Crispin paused, his eyes far away. ‘No. A man – I took him to be a servant – he shouted toward the house that someone was coming down the path.’

‘How did he come to see you?’ Owen asked.

‘Now you ask, he was on that trail, as if waiting.’

‘When Bartolf threatened you, did you leave at once? Or did you challenge him? Did the dogs attack?’

‘I could see he was drunk, as usual, and there is no reasoning with an adamant drunk, so I left. And, no, his dogs did not attack.’

Noting the emphasis on the word ‘his’, Owen drew out the pouch he’d carried for days. ‘I ask because of this, a salve for a dog bite. Someone dropped it on that trail. Recently. It had not been out in the weather when I found it.’

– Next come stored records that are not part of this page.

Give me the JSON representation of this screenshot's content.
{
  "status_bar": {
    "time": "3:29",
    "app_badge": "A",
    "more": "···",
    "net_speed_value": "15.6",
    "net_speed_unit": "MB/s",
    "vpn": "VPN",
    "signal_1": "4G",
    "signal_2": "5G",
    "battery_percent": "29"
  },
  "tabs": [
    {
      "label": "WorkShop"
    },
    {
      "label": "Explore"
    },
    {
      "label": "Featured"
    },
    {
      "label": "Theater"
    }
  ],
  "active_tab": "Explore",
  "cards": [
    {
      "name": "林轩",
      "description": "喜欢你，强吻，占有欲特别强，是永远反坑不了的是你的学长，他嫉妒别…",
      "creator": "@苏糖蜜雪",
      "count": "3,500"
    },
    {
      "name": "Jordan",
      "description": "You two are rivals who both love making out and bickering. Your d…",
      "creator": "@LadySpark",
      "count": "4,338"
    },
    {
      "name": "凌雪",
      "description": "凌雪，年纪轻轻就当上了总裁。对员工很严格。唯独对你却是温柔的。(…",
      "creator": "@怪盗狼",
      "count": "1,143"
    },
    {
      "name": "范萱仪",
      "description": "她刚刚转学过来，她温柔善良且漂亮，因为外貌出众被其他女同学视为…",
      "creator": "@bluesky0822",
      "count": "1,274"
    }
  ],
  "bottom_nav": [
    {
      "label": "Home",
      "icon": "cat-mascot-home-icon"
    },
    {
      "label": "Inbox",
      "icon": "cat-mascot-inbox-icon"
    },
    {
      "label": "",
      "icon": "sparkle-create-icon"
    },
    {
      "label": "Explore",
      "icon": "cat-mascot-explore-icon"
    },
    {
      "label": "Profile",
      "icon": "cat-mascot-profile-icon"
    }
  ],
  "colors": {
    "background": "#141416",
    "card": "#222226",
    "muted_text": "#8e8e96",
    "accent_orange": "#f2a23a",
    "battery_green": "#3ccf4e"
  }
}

‘I was attacked – and bitten – that night, but not by Bartolf’s dogs. Another. On my way back. There was a man crouching down on the bank, and near him, in the shadow of a tree – well, I thought it a wolf, and that the man might not be aware of his danger. I called out to warn him. It was then the beast turned toward me. Leapt at my throat. I shielded my neck with my useless arm and drew my knife, but it was so quick. Its teeth were in me. My men were rushing him, they tell me, when the man whistled and the animal let go. Just like that. Man and beast backed away, the man shouting that he would avenge his father, and then they vanished.’

‘His father is the one whose name you hoped to clear?’

‘Warin, yes.’ Crispin cursed. ‘This will make no sense to you.’